Remember to pray for our national pastors and brothers and sisters in Jesus Christ in Cote d’Ivoire. Here one way that you can remember to pray for them. Pray for them every time you drink coffee. Why!?
Where Kandee and I lived for 2 weeks in the jungles of Cote d’Ivoire, many of the Christians were raising coffee. We got to see a coffee plant for the very first time. I bit into a coffee “cherry,” as they call them, so I could see what it tasted like. It DIDN’T at all taste like coffee! There are two little coffee beans inside the cherry. They are whitish, quite soft and have no inkling of a coffee taste. How did someone ever discover that? Who would have ever imagined that if you took the seeds out of this cherry, dried them, then roasted them, that it would … taste like coffee … and become likely the most popular drink on this planet earth?
Coffee grows very well in Cote d’Ivoire. The country is located in what coffee industry people call the “Coffee belt.” Funny thing is: the Ivoirians DON’T DRINK COFFEE! When asked, “why?” Joseph, our Praise West Africa Director replied, “It’s too hot to drink coffee.” So they must export their coffee in order to make any money in the coffee business.
Back in 2002, war broke out in Cote d’Ivoire, civil war, the north against the south, Muslims against Christians, one tribe against another, and then there are all the ordinary gangs and criminals who joined the fighting and killing. At that time, all western companies pulled out of the country, leaving Ivoirians who farmed coffee, as well as cacao and rubber, with nobody to buy their product. They farm rice too but they eat their own rice.) Many of them abandoned their crops and their homes in order to find safety. The war is over now. Ivoirians are back in the fields, producing coffee, cacao, rice and rubber. But they still need the foreign industries to purchase their products. Check out this excellent video documentary on “The Coffee Addiction.” It is so interesting!!!
Kandee had the idea: what if we could help out a little and find an American free trade coffee company who would buy Ivoirian coffee and give them a decent price for it. Both Kandee and I love to “facilitate”, to link people with other people, kind of like “match-makers.” One of Praise International’s goals is to facilitate the ministries of national pastors, to help them make enough money to feed their families, put their kids in school, make a positive impact in their communities. Well, we have spoken with several about this idea and it might just happen.

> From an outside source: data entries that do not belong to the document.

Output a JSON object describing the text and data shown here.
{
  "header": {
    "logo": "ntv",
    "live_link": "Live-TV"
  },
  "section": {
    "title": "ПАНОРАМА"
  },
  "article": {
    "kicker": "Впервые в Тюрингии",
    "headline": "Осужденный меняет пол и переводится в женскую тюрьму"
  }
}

So back to my idea. Every time you drink a cup of coffee, could you pray for our Ivoirian national pastor, their family and the Believers in their churches? When you drive by a Starbucks, Dutch Brothers, Tully’s or another of the many, many, many coffee/espresso shops, could you prayer for Ivoirians?
Here’s another idea, maybe not that original, but I’ll throw the idea in anyway. One of the goals that Praise International has is to provide a $35/month sponsorship for national pastors in poverty-stricken counties. This $35 gift may not seem like much to us but $35 for a pastor in Cote d’Ivoire is huge! In rural Cote d’Ivoire, $35/month is about the average salary for someone who works. How many lattes do your drink in one month? With the average latte costing $3.50, $35 would be 10 lattes. Between every member of your family, could you “donate” the cost of 10 lattes to a Ivoirian pastor? Just a thought.

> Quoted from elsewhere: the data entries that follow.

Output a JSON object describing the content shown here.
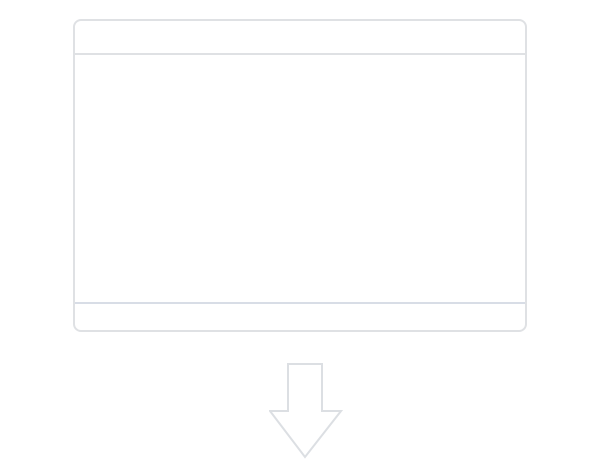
{
  "window": {
    "title": "",
    "status": ""
  },
  "icons": {
    "arrow": "arrow-down-icon"
  },
  "colors": {
    "border": "#dfe1e4",
    "footer_divider": "#d8dde6",
    "arrow_stroke": "#dcdfe3",
    "background": "#ffffff"
  }
}
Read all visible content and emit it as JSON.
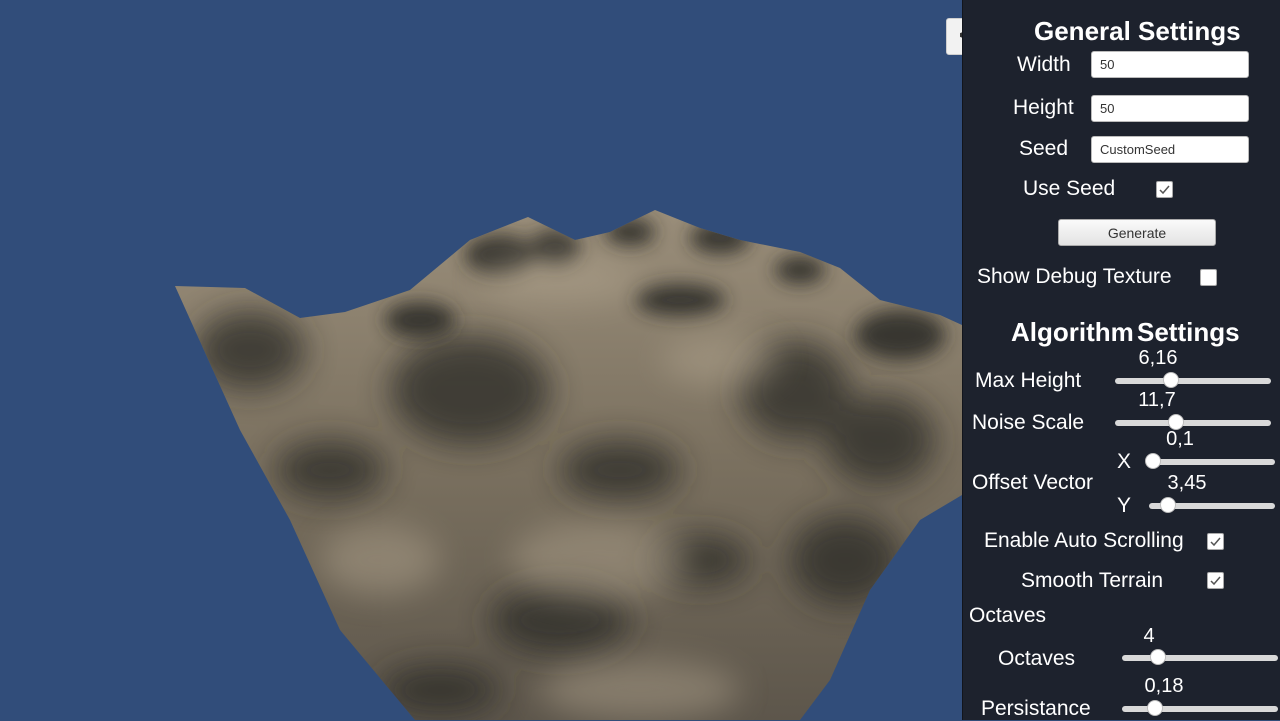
{
  "collapse_button": {
    "label": "<"
  },
  "general": {
    "title": "General Settings",
    "width": {
      "label": "Width",
      "value": "50"
    },
    "height": {
      "label": "Height",
      "value": "50"
    },
    "seed": {
      "label": "Seed",
      "value": "CustomSeed"
    },
    "use_seed": {
      "label": "Use Seed",
      "checked": true
    },
    "generate_label": "Generate",
    "show_debug_texture": {
      "label": "Show Debug Texture",
      "checked": false
    }
  },
  "algorithm": {
    "title_word1": "Algorithm",
    "title_word2": "Settings",
    "max_height": {
      "label": "Max Height",
      "value": "6,16",
      "fraction": 0.36
    },
    "noise_scale": {
      "label": "Noise Scale",
      "value": "11,7",
      "fraction": 0.39
    },
    "offset_vector": {
      "label": "Offset Vector",
      "x": {
        "label": "X",
        "value": "0,1",
        "fraction": 0.03
      },
      "y": {
        "label": "Y",
        "value": "3,45",
        "fraction": 0.15
      }
    },
    "enable_auto_scrolling": {
      "label": "Enable Auto Scrolling",
      "checked": true
    },
    "smooth_terrain": {
      "label": "Smooth Terrain",
      "checked": true
    },
    "octaves_header": "Octaves",
    "octaves": {
      "label": "Octaves",
      "value": "4",
      "fraction": 0.23
    },
    "persistance": {
      "label": "Persistance",
      "value": "0,18",
      "fraction": 0.21
    }
  },
  "colors": {
    "sky": "#314d7a",
    "panel": "#1d222d",
    "terrain_light": "#8e8270",
    "terrain_dark": "#2c2a28"
  }
}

Our Praise Pastor, Moussa Daou lives and serves in Simba, a village in Mali. He is a visionary pastor, very committed to evangelism and discipleship. He has 3 bunch of Believers in that region, but they have no church facility. They have acquire a big piece of land. They can’t build a church building because they lack the funds. Pastor Daou has no car. Because of the distance between the three churches he is need of some form of transportation. Even a scooter would be nice. Pastor Daou is also praying that God provide some farm equipment, such as a pair of oxen and a plow. Please pray for Pastor Daou and his family, his wife, Neema and their 6 children.